Men At Lunch (Iconic Photograph)
Men at Lunch is the untold story of New York’s greatest legend and one of the most iconic images of the 20th century – Lunch atop a Skyscraper – taken on the 69th floor of the Rockefeller Building in the autumn of 1932.
New York City, 1932. The world is in the throes of the Great Depression, the previous decade’s boom of Italian, Irish, and Jewish immigrants has led to unprecedented urban expansion, and in the midst of an unseasonably warm autumn, steelworkers risk life and limb building skyscrapers high above the streets of Manhattan.

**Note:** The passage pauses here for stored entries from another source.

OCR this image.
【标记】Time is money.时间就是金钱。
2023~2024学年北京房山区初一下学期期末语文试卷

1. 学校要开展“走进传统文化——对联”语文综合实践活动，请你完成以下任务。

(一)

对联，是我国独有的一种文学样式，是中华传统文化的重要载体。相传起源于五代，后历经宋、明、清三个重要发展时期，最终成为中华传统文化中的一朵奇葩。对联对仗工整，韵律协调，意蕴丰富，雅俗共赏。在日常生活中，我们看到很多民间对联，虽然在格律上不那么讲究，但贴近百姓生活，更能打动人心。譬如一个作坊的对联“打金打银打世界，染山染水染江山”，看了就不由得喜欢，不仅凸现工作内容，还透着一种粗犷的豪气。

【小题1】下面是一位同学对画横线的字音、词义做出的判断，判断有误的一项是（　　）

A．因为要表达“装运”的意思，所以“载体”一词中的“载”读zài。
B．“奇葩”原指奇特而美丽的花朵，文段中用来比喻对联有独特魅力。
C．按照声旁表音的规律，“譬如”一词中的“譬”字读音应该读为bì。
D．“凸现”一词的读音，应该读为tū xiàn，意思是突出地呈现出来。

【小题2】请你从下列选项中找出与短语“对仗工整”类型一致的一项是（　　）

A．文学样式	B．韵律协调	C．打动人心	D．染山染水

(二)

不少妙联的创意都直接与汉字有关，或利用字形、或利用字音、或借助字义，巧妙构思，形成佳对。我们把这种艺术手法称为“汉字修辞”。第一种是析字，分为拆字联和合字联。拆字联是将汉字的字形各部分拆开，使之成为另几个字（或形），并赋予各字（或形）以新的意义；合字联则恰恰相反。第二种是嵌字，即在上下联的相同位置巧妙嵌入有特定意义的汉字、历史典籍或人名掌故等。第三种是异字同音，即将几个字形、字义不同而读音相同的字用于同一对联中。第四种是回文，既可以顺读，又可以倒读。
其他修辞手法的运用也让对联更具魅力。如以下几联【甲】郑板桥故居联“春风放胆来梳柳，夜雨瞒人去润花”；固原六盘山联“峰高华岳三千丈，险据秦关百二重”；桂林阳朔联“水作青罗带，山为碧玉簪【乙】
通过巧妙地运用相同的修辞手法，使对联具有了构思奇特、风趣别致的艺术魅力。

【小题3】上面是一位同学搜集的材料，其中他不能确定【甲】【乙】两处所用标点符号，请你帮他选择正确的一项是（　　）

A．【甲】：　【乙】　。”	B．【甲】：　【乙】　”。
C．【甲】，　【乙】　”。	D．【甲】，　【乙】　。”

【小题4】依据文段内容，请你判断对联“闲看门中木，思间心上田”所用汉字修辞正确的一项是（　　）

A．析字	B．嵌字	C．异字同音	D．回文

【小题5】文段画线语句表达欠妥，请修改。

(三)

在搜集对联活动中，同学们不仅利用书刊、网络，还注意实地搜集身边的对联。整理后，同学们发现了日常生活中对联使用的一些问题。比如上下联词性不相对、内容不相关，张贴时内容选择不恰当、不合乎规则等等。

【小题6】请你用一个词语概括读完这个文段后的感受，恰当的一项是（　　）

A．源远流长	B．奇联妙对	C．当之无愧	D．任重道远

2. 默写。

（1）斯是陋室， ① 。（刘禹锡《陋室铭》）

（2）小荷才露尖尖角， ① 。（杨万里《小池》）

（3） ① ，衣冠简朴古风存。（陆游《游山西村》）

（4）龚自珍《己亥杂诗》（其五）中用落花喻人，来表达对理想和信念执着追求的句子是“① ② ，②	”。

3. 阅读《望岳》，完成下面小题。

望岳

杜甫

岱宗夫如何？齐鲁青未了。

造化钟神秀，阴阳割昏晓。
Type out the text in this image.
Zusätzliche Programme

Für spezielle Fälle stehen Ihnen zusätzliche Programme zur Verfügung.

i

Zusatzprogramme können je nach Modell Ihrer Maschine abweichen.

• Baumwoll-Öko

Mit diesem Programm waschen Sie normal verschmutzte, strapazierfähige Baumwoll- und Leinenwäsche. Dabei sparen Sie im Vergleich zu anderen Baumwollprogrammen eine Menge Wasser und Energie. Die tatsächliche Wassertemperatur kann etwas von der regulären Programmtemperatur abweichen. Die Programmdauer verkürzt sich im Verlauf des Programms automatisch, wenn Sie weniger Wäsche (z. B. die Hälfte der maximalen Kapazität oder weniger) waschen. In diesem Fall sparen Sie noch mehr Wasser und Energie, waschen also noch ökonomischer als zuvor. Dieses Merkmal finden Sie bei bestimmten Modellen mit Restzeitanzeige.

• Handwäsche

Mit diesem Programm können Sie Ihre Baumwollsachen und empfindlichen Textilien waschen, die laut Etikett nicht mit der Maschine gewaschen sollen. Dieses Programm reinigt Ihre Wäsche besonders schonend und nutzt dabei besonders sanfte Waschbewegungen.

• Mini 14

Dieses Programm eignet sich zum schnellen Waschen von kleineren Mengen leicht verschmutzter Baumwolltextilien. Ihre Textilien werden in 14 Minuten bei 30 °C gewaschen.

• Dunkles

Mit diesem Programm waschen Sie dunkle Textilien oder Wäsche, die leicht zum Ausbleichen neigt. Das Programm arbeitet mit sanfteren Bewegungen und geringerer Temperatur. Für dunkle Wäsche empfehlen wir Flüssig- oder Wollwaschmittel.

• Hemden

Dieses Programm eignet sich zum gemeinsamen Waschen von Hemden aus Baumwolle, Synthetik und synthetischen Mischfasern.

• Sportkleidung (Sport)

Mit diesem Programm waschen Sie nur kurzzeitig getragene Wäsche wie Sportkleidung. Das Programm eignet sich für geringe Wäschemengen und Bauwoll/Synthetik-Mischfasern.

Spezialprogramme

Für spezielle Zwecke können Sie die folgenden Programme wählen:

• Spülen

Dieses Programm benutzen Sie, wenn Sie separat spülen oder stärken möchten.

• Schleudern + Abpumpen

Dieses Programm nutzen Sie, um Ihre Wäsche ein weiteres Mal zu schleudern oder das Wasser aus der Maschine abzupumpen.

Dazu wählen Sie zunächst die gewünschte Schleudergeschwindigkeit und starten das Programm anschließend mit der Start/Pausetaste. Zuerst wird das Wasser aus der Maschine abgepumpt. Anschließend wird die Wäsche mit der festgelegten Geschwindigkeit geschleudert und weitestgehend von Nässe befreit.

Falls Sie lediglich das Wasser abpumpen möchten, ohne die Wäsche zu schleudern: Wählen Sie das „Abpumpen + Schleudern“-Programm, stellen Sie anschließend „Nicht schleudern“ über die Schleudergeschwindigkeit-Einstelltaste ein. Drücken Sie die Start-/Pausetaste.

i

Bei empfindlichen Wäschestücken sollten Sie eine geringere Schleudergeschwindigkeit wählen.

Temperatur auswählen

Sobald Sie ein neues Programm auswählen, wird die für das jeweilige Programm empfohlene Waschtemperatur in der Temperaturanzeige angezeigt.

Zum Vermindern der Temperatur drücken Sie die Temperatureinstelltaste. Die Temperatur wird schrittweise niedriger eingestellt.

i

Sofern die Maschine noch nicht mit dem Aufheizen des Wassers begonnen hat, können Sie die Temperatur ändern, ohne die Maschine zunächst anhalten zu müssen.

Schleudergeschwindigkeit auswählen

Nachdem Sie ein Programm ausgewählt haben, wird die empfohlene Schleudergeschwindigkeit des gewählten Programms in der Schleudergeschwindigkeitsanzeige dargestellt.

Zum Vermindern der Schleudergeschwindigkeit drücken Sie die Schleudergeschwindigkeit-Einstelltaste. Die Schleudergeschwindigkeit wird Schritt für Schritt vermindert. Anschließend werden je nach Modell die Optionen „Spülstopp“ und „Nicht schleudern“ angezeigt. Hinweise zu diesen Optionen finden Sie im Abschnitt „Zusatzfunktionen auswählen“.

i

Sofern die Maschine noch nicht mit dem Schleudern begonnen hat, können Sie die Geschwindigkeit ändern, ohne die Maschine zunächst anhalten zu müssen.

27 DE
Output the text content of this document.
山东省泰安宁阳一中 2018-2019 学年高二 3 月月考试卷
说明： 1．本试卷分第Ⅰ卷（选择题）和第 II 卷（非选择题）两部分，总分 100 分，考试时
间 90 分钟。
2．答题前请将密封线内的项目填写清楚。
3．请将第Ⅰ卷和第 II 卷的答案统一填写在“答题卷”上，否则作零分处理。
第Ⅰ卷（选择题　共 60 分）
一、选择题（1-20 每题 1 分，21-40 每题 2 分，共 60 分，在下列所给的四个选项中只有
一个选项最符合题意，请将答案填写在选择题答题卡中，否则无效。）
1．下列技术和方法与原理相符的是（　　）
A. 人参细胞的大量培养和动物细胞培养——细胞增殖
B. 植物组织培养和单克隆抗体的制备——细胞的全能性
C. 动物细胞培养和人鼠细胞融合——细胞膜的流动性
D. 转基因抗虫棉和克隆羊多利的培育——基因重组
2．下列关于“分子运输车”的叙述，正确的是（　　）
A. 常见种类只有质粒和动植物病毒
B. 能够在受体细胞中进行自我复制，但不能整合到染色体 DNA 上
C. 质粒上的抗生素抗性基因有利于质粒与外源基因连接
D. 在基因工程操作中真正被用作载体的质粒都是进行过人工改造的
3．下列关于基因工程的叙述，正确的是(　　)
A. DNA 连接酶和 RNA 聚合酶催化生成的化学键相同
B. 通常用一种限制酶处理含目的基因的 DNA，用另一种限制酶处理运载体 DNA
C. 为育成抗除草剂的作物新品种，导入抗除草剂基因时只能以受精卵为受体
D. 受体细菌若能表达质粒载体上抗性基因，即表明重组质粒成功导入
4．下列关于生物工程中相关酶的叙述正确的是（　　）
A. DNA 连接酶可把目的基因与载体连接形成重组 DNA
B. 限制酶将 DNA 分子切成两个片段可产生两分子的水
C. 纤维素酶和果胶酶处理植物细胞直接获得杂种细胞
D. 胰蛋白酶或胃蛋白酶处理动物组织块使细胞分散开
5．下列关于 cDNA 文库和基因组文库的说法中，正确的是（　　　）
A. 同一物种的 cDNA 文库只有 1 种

In Men at Lunch, director Seán Ó Cualáin tells the story of Lunch atop a Skyscraper, the iconic photograph taken during the construction of the GE Building that depicts eleven workmen taking their lunch break while casually perched along a steel girder – boots dangling 850 feet above the sidewalk of 41st Street, Central Park and the misty Manhattan skyline stretching out behind them. The definitive counterpoint of the epic and the mundane a symbol of the indomitable working man.
Part homage, part investigation, Men at Lunch is the revealing tale of an American icon, an unprecedented race to the sky and the immigrant workers that built New York as we know it today.
For 80 years, the identity of the eleven men and the photographer that immortalized them remained a mystery: their stories, lost in time, subsumed by the fame of the image itself.
But then, at the start of the 21st century, the photograph finally began to give up some of its secrets.